The Cardiovascular Outcomes for People Using Anticoagulation Strategies (COMPASS) trial, previously reported, compared three antithrombotic regimens as secondary prevention in patients with stable cardiovascular disease (n=27,395): low-dose antiplatelet (aspirin 100mg daily), anticoagulation (rivaroxaban 5mg twice daily) and the combination of low-dose antiplatelet and low-dose anticoagulation (aspirin 100mg daily and rivaroxaban 2.5mg twice daily). The study was stopped prematurely after a mean follow-up of 23 months based on the efficacy of the combination treatment (primary composite outcome of cardiovascular death, stroke, or myocardial infarction occurred in 4.1% vs. 5.4% with aspirin alone; HR 0.76; 95% CI 0.66 to 0.86; P<0.001).
The current subgroup analysis included patients with peripheral artery disease (n=7,470; median treatment duration of 21 months), showing similar results to the overall study population for the primary outcome. Additionally the combination was found to reduce the risk of major adverse limb events including major amputation in this subgroup (1% vs 2%; HR 0.54 95% CI 0.35-0.82, p=0.0037). The rate of major bleeding (mainly gastrointestinal) was however increased (3% vs. 2% with aspirin alone; HR 1.61, 95% CI 1.12-2.31; p=0.0089).

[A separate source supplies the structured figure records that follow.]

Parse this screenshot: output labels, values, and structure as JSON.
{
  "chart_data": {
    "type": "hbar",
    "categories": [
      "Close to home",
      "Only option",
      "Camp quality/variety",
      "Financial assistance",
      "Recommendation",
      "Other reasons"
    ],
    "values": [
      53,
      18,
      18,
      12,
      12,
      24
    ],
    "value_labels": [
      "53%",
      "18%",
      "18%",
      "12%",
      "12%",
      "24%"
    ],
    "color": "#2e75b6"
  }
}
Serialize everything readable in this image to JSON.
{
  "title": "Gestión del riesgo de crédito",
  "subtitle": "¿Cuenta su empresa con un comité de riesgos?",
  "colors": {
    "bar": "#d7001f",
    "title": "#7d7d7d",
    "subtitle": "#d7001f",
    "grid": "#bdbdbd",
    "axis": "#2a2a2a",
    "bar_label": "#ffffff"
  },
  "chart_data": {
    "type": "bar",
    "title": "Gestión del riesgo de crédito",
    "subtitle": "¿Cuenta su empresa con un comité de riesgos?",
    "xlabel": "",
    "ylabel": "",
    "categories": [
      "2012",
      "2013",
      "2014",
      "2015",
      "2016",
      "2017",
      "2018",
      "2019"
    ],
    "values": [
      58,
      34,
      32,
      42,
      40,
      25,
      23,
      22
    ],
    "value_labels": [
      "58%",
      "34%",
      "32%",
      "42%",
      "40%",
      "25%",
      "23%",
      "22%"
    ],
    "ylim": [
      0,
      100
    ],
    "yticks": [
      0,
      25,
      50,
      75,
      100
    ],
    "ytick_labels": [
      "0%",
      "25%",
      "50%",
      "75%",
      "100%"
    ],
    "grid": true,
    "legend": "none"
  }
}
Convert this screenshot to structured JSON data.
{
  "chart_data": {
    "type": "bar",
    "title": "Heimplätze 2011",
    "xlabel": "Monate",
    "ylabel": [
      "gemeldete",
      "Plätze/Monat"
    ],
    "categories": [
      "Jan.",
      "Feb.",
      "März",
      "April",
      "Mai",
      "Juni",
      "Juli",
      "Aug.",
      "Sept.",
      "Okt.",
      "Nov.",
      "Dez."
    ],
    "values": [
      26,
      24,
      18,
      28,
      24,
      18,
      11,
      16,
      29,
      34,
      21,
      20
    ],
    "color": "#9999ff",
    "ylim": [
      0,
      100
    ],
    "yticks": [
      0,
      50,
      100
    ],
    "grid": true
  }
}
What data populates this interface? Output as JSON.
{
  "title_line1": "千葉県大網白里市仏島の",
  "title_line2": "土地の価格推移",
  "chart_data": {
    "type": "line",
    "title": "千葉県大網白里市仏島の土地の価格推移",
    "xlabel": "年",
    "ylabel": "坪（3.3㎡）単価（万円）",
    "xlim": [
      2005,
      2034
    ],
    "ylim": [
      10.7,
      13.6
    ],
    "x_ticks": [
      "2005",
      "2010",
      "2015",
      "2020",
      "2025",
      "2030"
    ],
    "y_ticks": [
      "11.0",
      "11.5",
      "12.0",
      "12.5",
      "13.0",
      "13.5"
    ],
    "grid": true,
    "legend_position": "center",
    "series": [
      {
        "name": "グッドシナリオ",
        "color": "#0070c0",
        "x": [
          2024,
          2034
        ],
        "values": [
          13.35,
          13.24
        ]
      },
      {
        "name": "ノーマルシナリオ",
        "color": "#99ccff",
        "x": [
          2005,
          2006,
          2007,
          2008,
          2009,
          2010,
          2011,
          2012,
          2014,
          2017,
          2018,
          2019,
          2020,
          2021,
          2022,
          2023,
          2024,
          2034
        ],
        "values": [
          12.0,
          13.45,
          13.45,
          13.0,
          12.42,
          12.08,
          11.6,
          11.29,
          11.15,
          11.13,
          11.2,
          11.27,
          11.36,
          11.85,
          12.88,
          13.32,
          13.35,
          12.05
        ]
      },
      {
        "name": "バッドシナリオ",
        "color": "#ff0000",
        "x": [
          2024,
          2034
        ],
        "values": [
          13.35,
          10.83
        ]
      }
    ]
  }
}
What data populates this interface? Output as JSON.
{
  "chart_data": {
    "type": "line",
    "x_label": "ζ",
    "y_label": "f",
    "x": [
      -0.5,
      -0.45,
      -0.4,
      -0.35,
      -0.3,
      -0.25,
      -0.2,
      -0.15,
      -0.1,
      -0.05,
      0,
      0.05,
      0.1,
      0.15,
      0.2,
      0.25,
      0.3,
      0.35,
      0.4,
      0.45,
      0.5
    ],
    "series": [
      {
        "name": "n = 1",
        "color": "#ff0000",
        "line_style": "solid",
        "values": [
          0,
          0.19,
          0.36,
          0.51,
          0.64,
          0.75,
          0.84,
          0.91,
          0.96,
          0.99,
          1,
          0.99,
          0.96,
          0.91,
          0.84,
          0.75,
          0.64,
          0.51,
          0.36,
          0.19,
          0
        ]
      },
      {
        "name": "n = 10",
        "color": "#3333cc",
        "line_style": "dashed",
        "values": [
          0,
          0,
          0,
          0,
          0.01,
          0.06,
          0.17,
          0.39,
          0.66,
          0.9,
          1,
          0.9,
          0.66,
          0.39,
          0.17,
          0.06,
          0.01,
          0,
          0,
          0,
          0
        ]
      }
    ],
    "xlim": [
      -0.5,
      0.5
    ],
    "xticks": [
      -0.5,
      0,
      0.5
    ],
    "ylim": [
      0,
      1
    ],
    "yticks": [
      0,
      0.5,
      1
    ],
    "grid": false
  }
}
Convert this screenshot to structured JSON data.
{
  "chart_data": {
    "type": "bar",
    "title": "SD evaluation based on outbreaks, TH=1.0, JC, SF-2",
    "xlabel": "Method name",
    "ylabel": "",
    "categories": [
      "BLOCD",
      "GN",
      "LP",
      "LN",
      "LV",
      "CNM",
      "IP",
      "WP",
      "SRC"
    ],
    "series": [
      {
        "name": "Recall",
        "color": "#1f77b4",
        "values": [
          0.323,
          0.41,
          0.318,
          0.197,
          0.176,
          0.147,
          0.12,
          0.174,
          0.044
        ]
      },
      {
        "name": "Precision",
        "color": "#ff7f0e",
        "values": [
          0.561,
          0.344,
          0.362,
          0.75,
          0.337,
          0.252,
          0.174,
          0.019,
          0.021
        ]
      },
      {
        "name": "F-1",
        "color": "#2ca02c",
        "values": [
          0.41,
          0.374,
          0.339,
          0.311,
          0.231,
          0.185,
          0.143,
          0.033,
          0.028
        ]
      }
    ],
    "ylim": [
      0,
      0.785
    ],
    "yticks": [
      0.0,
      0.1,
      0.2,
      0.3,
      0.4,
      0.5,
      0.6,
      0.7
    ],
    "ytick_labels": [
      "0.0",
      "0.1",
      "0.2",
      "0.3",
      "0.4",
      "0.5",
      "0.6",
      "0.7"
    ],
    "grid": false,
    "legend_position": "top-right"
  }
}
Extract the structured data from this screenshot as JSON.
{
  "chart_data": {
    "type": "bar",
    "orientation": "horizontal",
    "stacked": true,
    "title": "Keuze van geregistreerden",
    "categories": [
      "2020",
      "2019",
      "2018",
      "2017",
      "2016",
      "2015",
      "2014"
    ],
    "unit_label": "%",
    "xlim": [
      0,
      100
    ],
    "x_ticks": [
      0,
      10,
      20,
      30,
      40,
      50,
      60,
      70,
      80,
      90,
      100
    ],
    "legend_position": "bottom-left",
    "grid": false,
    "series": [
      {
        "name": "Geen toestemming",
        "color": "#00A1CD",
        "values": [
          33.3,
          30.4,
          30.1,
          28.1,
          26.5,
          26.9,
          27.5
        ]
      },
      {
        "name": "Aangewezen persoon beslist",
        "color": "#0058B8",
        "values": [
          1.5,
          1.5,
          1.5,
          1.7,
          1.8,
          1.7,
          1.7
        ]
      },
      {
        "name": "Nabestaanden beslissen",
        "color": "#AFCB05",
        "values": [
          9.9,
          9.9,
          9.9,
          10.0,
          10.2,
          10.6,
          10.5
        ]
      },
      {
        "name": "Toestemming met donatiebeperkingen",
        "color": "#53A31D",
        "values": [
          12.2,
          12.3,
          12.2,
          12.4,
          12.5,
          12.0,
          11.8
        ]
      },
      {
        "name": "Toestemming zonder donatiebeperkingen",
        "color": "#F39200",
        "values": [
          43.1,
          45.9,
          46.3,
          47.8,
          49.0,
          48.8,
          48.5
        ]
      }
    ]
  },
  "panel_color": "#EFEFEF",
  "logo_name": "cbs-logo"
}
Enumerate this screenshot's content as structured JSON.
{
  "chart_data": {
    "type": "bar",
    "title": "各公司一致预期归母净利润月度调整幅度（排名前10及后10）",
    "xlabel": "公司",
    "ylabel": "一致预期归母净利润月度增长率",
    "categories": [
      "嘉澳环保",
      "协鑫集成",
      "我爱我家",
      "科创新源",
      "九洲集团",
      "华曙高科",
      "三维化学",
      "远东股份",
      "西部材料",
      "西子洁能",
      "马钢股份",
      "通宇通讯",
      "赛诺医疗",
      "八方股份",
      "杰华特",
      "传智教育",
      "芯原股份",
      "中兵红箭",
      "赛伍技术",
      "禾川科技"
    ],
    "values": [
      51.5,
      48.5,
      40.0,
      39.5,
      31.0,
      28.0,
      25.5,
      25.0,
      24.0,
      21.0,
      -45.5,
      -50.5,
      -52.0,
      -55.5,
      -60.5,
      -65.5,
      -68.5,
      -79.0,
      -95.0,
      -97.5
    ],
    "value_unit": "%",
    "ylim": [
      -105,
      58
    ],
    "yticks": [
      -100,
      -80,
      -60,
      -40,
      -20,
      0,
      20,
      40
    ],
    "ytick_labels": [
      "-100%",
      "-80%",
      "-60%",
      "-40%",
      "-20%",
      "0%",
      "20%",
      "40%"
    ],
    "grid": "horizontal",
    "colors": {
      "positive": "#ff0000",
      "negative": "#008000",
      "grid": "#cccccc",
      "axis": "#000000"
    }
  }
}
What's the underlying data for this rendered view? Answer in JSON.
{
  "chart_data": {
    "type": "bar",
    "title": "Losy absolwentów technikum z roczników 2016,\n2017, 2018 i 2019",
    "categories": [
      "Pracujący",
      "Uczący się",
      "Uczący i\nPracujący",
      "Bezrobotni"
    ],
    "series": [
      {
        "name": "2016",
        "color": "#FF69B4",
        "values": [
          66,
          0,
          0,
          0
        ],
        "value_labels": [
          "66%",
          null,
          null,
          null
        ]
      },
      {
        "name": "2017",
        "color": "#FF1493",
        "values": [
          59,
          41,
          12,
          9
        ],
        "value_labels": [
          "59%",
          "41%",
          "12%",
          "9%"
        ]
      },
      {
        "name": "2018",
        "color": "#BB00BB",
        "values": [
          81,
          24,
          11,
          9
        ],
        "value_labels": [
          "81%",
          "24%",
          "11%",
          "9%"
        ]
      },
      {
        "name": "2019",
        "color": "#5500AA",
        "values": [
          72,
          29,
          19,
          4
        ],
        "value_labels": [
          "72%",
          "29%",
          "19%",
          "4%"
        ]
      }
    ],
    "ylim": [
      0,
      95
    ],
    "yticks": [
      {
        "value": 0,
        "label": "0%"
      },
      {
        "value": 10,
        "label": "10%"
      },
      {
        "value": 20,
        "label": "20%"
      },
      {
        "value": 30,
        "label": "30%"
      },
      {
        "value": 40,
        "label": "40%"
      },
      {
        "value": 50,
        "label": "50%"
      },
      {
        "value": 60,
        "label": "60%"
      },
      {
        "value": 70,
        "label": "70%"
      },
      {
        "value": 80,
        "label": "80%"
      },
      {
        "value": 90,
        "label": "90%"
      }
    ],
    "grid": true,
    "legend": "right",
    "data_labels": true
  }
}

The authors of a related comment notes that several unresolved issues remain:
• The role of rivaroxaban plus aspirin in patients with peripheral artery disease requiring dual antiplatelet therapy is unknown• The benefits of the use of rivaroxaban instead of, or in addition to, clopidogrel are uncertain• Risks of gastrointestinal bleeding may have been underestimated as a third of patients were on a proton-pump inhibitor (PPI) at baseline and the remaining two-thirds were randomised to a PPI or no PPI (the results of this part of the study are not yet available) • The study did not include asymptomatic patients diagnosed with peripheral artery disease via screening ankle–brachial index• Early stopping of the trial may have overestimated treatment effect and prevented a more robust analysis of the group receiving rivaroxaban alone
A separate subgroup analysis looking at patients with stable coronary artery disease has been published.